I pinched my lips closed.
We can call this woman Woderact. She seems to be what we would call a sorceress. She would be the most socially reserved of the female crew. She is not an adventuress. Yet there is about her that same intense suppressed hunger that characterized Evas.
Some not so suppressed amusement.
The Maskers kicked her out because she was of no use to them. She would not cooperate. Also, the Maskers may have thought she could lead them to Fasfir and Evas, either of
whom might know something that would help them repair their ship.
These Maskers seem to be more hardened than are the other Visitors.
“Except for Casey.”
Except for Casey. I do believe that it is just marginally possible that Casey could do direct, willful physical harm to another being. None of the other Visitors seem able to entertain the thought.
Ah! The excitement of the reunion has begun to ebb. Fasfir’s thoughts are no longer accessible. And there goes the new mind. Ha!
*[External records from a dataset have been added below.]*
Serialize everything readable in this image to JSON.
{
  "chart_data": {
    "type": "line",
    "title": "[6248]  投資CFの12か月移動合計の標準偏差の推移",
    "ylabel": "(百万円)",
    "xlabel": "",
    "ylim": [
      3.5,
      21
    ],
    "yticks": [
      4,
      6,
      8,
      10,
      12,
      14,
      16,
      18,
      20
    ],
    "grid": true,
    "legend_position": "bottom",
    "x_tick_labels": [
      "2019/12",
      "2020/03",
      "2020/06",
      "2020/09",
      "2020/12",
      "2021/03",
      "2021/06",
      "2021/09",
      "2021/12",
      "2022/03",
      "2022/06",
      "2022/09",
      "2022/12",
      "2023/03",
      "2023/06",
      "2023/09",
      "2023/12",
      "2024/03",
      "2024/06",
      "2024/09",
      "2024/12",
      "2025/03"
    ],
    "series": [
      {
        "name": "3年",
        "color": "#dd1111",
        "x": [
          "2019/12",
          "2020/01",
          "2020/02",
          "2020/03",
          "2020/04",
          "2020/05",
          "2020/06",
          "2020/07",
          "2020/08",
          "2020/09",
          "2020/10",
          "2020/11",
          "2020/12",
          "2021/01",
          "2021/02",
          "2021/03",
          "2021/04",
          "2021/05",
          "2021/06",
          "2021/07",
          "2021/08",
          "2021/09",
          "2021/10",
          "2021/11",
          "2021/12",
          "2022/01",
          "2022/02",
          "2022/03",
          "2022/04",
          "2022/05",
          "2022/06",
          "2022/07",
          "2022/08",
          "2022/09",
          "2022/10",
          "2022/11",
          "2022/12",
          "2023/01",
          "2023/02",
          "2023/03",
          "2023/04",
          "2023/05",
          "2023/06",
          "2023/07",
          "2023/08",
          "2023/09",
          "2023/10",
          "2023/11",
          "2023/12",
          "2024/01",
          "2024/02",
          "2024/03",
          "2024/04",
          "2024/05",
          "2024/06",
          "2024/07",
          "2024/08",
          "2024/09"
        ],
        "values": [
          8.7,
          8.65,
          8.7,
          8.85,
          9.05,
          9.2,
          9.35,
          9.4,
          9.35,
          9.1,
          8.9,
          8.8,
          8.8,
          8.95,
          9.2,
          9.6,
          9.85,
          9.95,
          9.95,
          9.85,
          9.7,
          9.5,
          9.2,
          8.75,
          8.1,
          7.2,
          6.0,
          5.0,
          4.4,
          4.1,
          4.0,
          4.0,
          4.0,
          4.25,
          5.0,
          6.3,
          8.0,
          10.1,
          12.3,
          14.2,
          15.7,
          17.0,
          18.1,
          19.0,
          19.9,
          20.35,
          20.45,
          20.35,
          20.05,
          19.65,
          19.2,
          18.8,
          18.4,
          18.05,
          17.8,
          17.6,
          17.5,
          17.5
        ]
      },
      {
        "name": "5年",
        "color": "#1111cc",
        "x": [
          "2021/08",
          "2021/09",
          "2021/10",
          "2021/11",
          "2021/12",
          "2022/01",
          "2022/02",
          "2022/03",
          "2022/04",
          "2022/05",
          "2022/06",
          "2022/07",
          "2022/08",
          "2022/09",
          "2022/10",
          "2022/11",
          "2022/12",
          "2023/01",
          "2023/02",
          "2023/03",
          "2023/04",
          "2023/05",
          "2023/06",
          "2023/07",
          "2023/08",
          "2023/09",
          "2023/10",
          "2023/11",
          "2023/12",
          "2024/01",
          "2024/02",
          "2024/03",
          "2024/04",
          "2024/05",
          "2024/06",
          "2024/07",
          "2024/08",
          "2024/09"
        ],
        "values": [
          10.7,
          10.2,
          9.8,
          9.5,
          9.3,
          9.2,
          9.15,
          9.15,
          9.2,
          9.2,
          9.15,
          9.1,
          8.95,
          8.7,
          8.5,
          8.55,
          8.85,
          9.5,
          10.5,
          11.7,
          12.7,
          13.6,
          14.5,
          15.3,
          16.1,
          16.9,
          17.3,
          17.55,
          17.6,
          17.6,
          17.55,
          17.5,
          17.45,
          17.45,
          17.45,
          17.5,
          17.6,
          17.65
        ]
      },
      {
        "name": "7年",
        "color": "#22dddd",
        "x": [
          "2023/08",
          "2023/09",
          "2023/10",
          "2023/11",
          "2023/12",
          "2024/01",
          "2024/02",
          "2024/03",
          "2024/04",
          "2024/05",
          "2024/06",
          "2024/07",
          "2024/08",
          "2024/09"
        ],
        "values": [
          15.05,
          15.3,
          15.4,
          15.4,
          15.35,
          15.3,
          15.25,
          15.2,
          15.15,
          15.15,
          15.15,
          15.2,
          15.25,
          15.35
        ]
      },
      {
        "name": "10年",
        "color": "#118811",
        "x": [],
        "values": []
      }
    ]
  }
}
A vast miasma of amusement wrapped itself around me.
My metaphysical side seems to be asserting itself. I have suffered a psychic episode. You are going to have to teach night school at least one more time.
“I can lock my door.”
But you will not.
No. Being an empathetic kind of guy, I probably wouldn’t. Not for a night or two.
Please move the women out of the hallway, now. We are about to suffer another caller. It would be best that the Visitors are not seen.
73
I looked out the peephole as someone knocked. I saw a lean beanpole of a man all dressed in black. He had a black beard and wore a wide-brimmed black hat. I didn’t recognize him.
Dean came into the hallway, started to go back when he saw that I’d reached the door first. I beckoned him forward, to answer while I eavesdropped and covered him from the small front room. The stillness and emptiness in there were sweet. With luck the parrot smell would fade away eventually.
Dean followed instructions but didn’t fail to stomp and employ his full arsenal of disgusted expressions.
The man on the stoop asked, “Is this the home of the confidential operative known as Garrett?”
Sounded to me like he knew the answer already.
Dean thought so, too. “Yes. Why?”
“I have a message from Miss Contague.” Sounded like he was talking about a living goddess, the way he said that. “For Mr. Garrett.” Making sure.
He went away without saying anything more.
“That was strange,” Dean told me, handing me a vellum document folded and sealed with a red wax seal as ornate as any used by the nobility. “That man had a voice like an embalmer.”
“She chooses her henchmen to ornament her own epic. Which she rewrites as she goes along.”
“It’s a crying shame. Such a lovely young woman to be so twisted. I blame her father.”
“So do I. But however cruel Chodo was, he never put a knife to her throat and forced her to do evil. She made the choices.” When first we’d met Belinda had been trying to kill herself by slutting it up down in the Tenderloin. At the time that had been fashionable amongst unhappy young women from wealthy families.
Even now Belinda seemed determined to bring about her own destruction. Except that these days she wanted to go out in a flashy orgy of violence. So her pain could be seen and shared by everyone.